In short, every space can be unnormed, if we choose to ignore its norm. It's only normed if we've specified one though, regardless of whether or not it is "normable."

Still, tho, in a finite-dimensional space, all norms are equivalent, i.e., they generate the same topology with the metric given by d(x,y)=||x-y||. I'm confused about your second point, tho: if you have a chosen a norm, then the space must be normable.

You're entirely correct that they generate the same topology, but that doesn't make them equivalent. It makes the topologies induced from the norms equivalent. For most purposes in abstract linear algebra, the topology is all we are concerned with, but there are applications where it's the actual values of the norm as a function to the real numbers that are of interest, which is why I draw the distinction.

Bacle2
Science Advisor

Right, good point. I had not thought of that.

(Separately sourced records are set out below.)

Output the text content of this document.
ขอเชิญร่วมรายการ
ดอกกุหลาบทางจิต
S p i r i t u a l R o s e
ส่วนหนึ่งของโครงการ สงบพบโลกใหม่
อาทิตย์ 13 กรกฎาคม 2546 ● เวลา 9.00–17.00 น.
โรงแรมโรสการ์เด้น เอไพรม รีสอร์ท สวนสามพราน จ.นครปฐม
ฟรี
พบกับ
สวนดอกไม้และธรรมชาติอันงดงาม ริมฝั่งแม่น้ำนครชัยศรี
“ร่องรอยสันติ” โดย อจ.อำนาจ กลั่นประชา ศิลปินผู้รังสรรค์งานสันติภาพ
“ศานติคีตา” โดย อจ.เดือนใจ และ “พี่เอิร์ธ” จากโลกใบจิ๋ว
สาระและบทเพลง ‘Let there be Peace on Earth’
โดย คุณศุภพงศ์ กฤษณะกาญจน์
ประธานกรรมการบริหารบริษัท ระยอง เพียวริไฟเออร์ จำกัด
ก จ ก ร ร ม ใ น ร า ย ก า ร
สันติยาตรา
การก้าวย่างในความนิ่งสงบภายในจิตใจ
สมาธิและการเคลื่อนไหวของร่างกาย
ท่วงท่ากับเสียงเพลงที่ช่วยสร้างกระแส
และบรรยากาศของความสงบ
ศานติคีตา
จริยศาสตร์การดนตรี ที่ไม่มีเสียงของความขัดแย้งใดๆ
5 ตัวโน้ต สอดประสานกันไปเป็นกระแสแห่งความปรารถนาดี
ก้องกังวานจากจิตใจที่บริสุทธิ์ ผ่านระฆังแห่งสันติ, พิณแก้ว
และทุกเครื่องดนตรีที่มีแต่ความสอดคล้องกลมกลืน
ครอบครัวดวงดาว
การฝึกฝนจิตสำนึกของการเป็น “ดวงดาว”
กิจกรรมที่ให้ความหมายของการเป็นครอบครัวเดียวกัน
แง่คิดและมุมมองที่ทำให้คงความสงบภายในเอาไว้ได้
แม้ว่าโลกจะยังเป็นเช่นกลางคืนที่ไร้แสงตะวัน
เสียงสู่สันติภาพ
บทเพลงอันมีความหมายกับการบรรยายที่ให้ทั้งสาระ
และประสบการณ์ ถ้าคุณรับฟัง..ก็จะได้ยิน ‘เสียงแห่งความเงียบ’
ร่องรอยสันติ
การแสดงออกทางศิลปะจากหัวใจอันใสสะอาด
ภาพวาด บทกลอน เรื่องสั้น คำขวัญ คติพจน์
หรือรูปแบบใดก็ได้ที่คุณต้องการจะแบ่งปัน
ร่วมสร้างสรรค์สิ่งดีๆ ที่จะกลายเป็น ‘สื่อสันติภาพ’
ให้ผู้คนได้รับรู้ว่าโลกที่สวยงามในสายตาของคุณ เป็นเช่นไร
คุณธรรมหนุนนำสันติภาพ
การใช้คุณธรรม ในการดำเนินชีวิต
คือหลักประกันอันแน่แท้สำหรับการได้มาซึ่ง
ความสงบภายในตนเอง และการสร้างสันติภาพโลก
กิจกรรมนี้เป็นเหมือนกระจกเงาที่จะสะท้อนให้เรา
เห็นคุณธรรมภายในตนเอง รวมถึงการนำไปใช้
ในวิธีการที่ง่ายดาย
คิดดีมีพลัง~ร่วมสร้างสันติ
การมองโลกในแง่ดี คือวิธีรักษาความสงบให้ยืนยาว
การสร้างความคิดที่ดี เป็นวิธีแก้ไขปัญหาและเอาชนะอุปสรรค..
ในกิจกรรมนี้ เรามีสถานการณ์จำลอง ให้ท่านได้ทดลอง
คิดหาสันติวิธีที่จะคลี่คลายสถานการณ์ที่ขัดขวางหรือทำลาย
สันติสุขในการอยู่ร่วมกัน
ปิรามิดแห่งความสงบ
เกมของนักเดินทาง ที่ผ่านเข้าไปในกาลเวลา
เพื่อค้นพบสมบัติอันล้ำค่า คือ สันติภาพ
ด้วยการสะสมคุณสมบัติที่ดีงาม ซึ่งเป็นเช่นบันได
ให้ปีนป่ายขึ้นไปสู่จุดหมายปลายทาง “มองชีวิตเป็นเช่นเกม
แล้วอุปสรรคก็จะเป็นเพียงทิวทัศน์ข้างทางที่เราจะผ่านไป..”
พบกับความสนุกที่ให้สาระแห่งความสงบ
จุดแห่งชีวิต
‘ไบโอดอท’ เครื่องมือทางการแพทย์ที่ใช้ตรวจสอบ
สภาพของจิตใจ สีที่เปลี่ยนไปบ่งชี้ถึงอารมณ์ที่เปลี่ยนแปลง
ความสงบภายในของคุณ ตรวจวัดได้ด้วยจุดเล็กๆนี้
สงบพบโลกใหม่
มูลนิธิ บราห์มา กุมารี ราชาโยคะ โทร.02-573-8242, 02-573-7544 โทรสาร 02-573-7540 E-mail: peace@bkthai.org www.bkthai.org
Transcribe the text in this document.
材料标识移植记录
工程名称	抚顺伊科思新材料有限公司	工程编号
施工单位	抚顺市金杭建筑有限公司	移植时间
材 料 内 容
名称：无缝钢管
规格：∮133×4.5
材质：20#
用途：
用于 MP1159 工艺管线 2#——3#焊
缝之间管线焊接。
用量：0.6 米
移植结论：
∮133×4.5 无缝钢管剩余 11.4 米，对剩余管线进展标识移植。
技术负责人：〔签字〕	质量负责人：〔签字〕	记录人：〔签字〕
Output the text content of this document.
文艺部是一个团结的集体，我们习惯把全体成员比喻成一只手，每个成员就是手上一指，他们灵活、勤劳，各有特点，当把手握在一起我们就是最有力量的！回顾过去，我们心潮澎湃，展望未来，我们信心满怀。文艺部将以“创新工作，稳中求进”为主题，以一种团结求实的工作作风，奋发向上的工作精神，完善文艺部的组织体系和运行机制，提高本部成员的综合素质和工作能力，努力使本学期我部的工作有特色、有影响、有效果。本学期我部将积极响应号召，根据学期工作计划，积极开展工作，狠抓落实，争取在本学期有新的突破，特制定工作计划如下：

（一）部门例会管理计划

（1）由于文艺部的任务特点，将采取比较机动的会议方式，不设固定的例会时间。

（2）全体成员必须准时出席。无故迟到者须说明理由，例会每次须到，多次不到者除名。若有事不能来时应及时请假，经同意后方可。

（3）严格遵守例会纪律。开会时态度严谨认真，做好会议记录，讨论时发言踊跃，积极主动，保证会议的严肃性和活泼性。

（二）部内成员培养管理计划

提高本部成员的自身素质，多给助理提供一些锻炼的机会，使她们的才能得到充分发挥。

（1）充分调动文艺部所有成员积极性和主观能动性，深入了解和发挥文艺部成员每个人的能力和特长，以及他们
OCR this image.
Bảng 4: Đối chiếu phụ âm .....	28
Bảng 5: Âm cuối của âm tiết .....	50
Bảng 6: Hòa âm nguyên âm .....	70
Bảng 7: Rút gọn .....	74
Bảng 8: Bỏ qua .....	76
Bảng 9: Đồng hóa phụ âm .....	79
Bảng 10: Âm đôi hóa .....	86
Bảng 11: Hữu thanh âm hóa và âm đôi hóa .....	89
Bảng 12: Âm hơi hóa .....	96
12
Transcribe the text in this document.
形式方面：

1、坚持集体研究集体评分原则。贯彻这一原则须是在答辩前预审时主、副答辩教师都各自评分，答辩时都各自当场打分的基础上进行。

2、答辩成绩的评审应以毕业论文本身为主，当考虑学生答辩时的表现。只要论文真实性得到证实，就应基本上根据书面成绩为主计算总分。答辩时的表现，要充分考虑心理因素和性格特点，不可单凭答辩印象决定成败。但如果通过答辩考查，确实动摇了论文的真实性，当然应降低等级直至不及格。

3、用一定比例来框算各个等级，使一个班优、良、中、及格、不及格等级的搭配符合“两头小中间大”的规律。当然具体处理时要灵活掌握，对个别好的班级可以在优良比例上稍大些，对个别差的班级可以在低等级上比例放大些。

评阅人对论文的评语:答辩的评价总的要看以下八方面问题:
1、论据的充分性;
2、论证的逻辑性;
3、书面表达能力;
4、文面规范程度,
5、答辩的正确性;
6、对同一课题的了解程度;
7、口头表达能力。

Thanks for the many responses, I think I have a better picture of how this works now. A normed vector space is a vector space for which we have a defined norm, but a vector space without a norm is not necessarily a vector space for which a norm is undefinable?

Right. I should add, since none of the other posters have done so already, that if you take any algebraic vector space without a topology, even an infinite-dimensional one, it is always possible to define a norm on that vector space. The proof is simple: every real vector space is isomorphic to a direct sum of (possibly infinitely or even uncountably many) copies of R, and the direct sum of any number of copies of R can be given the sup norm.